On peut, pour un individu donné, opposer l’opinion publique à l’opinion privée ; la première est susceptible d’être rendue publique et peut être livrée à un étranger ; la seconde est celle que l’on garde pour soi. Cependant, dans la plupart des cas, on oppose l’opinion publique, ensemble d’opinions d’un groupe donné sur un problème donné, à l’opinion individuelle, opinion d’un sujet. Mais cette opposition entre l’individu et le groupe ne correspond pas réellement à une différence fondamentale de nature des phénomènes. Les opinions ne sont pas soit de nature psychologique, soit de nature sociologique ; ce qui fait la différence, c’est l’approche que l’on a des phénomènes d’opinion, selon que l’on s’intéresse en priorité aux opinions d’un individu en relation avec sa personnalité ou aux opinions d’un groupe social. De toute façon, si les opinions sont l’expression d’un individu et de sa personnalité, et si elles sont, de ce point de vue, significatives pour le psychologue, elles sont également l’expression d’un individu qui appartient à des groupes plus ou moins étendus, et ces groupes ont eux-mêmes des systèmes de valeurs, de normes qui vont jouer un rôle sur l’opinion des individus qui y appartiennent. D’autre part, aux influences des groupes auxquels appartient un individu peuvent s’ajouter celles des groupes auxquels il se réfère.

Les opinions ne peuvent être que le résultat d’interactions entre l’individu et les autres membres des différents groupes auxquels il appartient ou auxquels il se réfère, et entre les différents groupes considérés en tant que tels.

En effet, l’histoire d’un individu, les processus selon lesquels il s’est constitué en tant que personnalité, en faisant siennes ou en rejetant les normes et les valeurs des différents groupes auxquels il appartient, auxquels il a appartenu ou auxquels il se réfère, déterminent l’expression d’une opinion sur un problème à un moment donné.

En outre, l’opinion a des fonctions complexes pour l’individu, de même que pour le groupe. Elle joue un rôle dans l’organisation du monde extérieur tel qu’il est perçu. Elle assure également un rôle de préservation contre ce monde extérieur ; elle permet de réduire l’anxiété, la frustration, en mettant en jeu des mécanismes de rationalisation.

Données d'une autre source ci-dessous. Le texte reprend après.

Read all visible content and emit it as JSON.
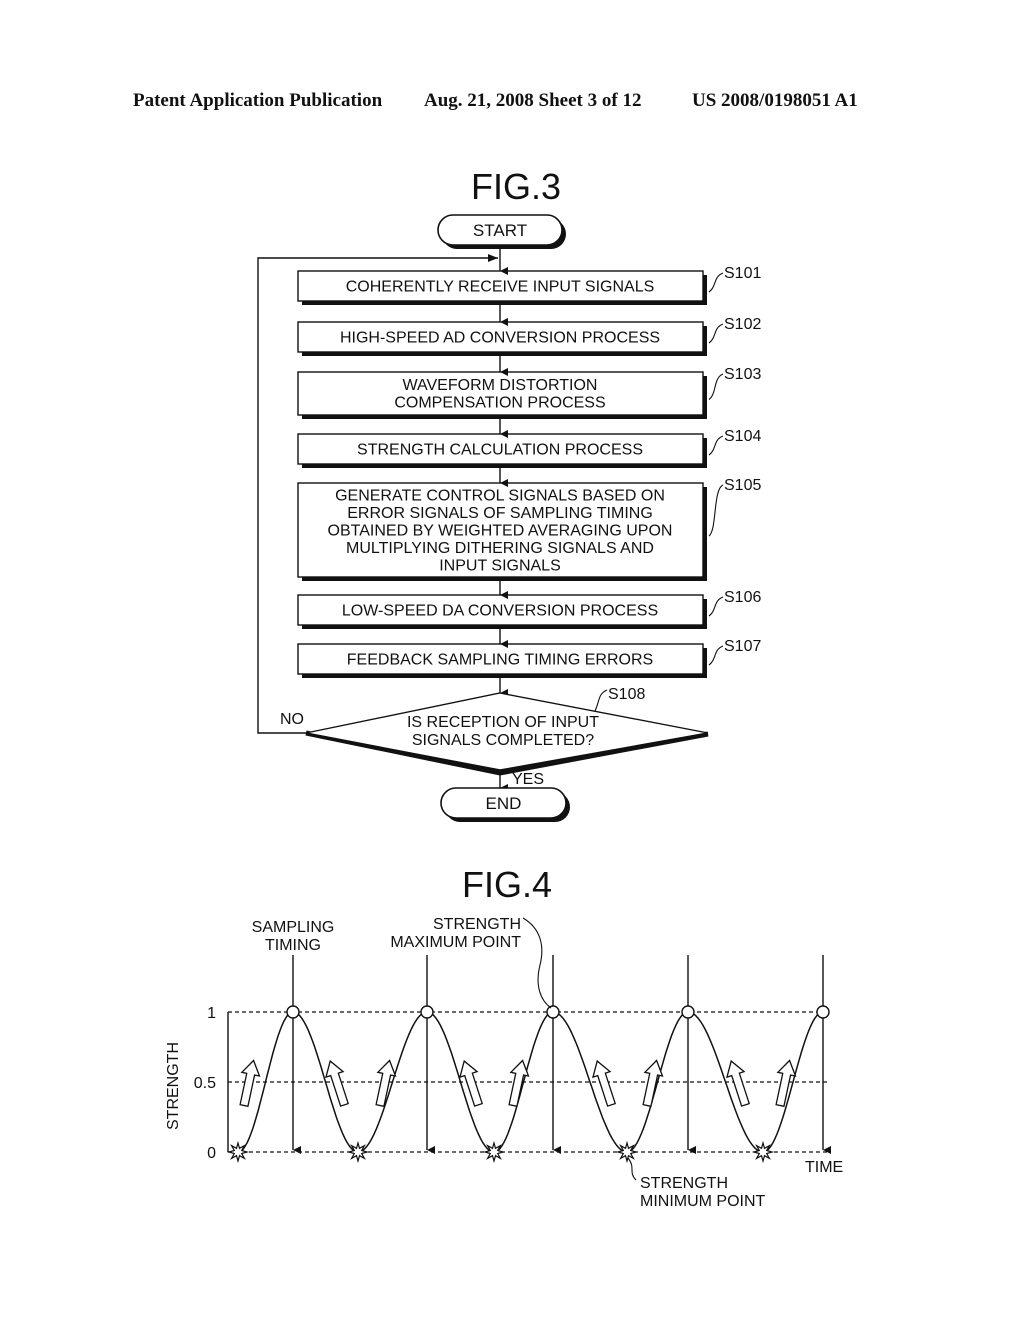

Les opinions des individus sont la résultante de la personnalité de l’individu et du système de valeurs et de normes des divers groupes auxquels il appartient. Les opinions peuvent alors être considérées comme des indicateurs non seulement de la personnalité des sujets, mais également des différentes cultures et sous-cultures qui sont les siennes. « Si l’individu est le vecteur et l’acteur de sa culture, c’est que toute une partie de son « donné » lui est donné comme social » (Jean Stoetzel).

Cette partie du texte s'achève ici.